Bath Iron Works (BIW) is a major shipyard and among the largest shipbuilders for the United States Navy. The shipyard, located in Bath, Maine, is a major employer for the region, with approximately 6,800 workers, of whom approximately 4,300 are members of Local S6 of the International Association of Machinists and Aerospace Workers (IAM).

In 2020, labor contract discussions between the union and company stalled as neither side could come to an agreement on the terms of the contract. The three-year contract proposed by the company would have included a 3% pay raise each year, but according to the union, there were over a dozen concessions that they took issue with. Primarily, union members took issue with changes in seniority and policy regarding the hiring of subcontractors. Previous efforts by the company to bring temporary workers to the shipyard were blocked by the union in 2015. On June 21, union members held a vote to approve a strike beginning at midnight, with 87% of the votes being to approve the strike. The strike is taking place during the COVID-19 pandemic, which has negatively affected operations at the shipyard, with production behind schedule by six months. The last time the union held a strike was in 2000, with the strike lasting 55 days.

== Course of the strike ==
Following the announcement of a strike on June 21, about a dozen union members left the union hall waving signs and cheering for the strike. Shortly after the announcement of the strike, Assistant Secretary of the Navy (Research, Development and Acquisition) James Geurtz said, “my expectation is both sides will work aggressively and with a sense of urgency so we can get these programs [executed].” U.S. Representative Jared Golden and Democratic Presidential nominee Joe Biden both expressed their support for the strikers.

On June 22, about 1,000 strikers picketed in front of the shipyard, with plans for smaller groups of people to continue picketing in four-hour blocks. Several shipyard workers from two other unions that were not on strike showed solidarity with the strikers by taking lunch breaks and vacation time. To help alleviate financial difficulties caused by the strike, union members will receive $150 per week from a union fund. Police reported 30 overnight noise complaints stemming from supporters honking their car horns to show support for the strike.

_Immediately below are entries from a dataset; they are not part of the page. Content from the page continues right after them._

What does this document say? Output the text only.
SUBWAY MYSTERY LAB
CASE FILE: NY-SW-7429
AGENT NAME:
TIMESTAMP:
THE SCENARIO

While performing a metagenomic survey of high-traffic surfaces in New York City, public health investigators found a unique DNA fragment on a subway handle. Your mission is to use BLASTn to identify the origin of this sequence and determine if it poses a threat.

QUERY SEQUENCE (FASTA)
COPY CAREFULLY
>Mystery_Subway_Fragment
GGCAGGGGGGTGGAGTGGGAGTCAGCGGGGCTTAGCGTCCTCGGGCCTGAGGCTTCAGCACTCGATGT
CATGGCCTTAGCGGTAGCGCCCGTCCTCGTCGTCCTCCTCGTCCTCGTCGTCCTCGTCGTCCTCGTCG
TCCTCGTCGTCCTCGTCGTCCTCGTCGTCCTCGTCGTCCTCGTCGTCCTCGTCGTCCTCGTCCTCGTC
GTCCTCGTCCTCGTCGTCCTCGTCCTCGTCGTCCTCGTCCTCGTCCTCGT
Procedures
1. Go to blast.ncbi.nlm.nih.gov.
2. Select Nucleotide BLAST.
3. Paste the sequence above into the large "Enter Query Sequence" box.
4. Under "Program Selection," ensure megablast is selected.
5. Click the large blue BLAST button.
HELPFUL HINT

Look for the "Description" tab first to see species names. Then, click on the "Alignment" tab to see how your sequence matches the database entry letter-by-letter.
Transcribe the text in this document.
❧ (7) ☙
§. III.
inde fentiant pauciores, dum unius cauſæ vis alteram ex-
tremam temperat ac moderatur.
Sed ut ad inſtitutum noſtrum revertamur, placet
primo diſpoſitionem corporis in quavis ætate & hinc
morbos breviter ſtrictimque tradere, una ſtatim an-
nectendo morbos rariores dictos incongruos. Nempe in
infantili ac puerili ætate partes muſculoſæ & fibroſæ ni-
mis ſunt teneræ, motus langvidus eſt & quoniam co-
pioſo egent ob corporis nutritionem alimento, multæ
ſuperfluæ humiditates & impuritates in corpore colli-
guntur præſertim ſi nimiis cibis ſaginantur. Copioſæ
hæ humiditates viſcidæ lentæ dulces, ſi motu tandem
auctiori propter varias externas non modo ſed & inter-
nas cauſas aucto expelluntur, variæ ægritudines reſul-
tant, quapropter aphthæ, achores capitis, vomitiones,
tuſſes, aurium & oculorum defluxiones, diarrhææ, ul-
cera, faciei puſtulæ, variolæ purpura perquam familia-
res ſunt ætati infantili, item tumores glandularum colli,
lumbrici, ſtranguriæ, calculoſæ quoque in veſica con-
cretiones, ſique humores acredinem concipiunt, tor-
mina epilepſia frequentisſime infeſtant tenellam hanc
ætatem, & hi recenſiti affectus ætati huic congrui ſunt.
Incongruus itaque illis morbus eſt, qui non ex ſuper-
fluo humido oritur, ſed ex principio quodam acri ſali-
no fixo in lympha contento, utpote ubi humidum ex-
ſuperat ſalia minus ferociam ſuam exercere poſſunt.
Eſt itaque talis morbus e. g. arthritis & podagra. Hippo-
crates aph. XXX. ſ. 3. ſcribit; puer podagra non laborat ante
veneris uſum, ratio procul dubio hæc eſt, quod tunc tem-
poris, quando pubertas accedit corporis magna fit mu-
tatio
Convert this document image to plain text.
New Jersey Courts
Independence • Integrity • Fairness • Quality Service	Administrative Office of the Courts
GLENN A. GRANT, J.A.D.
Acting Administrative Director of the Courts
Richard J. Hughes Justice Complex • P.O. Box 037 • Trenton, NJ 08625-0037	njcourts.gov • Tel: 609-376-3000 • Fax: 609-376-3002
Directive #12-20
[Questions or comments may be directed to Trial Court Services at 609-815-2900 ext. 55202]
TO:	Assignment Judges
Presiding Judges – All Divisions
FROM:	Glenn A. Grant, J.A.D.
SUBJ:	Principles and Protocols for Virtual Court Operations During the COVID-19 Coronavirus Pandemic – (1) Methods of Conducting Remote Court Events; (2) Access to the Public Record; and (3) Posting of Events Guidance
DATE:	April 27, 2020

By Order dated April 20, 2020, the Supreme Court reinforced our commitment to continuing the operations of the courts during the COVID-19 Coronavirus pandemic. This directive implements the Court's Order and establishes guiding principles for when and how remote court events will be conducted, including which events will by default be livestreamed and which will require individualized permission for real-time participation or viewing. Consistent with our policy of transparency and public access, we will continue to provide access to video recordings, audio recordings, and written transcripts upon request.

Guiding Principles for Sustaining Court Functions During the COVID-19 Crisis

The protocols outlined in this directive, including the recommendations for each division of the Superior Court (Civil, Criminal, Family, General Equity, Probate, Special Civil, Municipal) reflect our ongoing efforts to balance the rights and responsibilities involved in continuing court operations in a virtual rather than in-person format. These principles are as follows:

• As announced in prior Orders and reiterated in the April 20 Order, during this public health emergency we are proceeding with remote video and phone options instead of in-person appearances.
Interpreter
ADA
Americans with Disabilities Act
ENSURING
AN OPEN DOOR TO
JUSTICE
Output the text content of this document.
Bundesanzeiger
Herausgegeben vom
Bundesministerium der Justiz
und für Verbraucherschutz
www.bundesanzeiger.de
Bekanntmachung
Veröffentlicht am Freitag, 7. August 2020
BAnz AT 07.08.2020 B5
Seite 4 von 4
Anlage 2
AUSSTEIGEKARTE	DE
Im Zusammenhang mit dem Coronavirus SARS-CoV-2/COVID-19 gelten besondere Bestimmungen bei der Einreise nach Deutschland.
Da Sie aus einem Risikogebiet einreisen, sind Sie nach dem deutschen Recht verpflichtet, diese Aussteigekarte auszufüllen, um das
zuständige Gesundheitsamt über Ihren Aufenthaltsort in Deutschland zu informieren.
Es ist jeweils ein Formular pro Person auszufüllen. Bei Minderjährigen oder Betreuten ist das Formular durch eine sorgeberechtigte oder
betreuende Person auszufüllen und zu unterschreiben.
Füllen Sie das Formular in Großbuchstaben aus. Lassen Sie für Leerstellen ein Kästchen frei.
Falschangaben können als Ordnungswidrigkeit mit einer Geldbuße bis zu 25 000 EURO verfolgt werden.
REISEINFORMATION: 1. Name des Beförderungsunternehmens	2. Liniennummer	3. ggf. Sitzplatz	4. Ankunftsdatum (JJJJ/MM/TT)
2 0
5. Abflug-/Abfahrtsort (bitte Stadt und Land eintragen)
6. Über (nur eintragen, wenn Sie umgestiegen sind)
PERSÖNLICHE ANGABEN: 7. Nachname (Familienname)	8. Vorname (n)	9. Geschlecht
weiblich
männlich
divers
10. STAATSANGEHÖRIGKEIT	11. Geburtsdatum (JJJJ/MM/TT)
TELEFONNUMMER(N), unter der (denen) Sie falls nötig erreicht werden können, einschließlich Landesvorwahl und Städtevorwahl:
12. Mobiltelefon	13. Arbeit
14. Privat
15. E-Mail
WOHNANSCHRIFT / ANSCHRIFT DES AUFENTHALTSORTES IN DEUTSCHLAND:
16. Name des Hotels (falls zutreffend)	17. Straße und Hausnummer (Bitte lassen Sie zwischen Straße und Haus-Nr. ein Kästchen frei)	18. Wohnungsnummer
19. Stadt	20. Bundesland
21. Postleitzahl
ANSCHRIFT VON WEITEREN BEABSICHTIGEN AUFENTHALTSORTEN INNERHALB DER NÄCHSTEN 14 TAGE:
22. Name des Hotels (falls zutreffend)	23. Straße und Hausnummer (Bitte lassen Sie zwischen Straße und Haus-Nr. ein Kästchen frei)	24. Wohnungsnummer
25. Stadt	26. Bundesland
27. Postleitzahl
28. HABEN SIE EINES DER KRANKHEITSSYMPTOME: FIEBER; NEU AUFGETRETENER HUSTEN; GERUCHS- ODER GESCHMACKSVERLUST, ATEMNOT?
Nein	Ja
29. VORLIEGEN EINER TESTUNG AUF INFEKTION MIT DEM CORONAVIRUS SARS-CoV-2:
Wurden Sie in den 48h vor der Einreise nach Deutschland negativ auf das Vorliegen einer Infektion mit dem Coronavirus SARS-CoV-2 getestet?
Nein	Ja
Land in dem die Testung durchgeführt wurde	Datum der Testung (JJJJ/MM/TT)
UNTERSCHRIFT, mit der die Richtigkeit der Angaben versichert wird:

In early July, BIW announced that they would be hiring additional subcontractors to avoid falling further behind schedule with their projects. On July 7, the company began to temporarily lay off workers from non-striking union Local S7, citing a lack of work caused by the strike. That same week, union representatives from Local S6 began to meet with a Federal mediator, with company representatives expected to meet with the mediators the following week. On July 21, Local S6 President Chris Wiers criticized the company for hiring out-of-state contractors from several Southern states that were experiencing an increase in COVID-19 cases, such as Alabama and Mississippi. He alleged that this could lead to higher cases of infection in Bath and argued that BIW should "provide proof of testing with negative results for all out of state subcontractors immediately.” On July 25, President Robert Martinez Jr. of the IAM spoke to strikers outside the union hall, calling for strikers to remain strong and calling the strike "the largest strike in the United States of America right now.” On August 3, union and company representatives held their first meeting since June, where they agreed to points relating to company holidays and merit pay. On August 8, it was announced that the union and company had reached a tentative agreement to end the strike, with union members slated to vote on the agreement between August 21 and August 23. The 3-year labor contract was officially approved by union members on August 23, officially ending the strike, with union members returning to work the following day.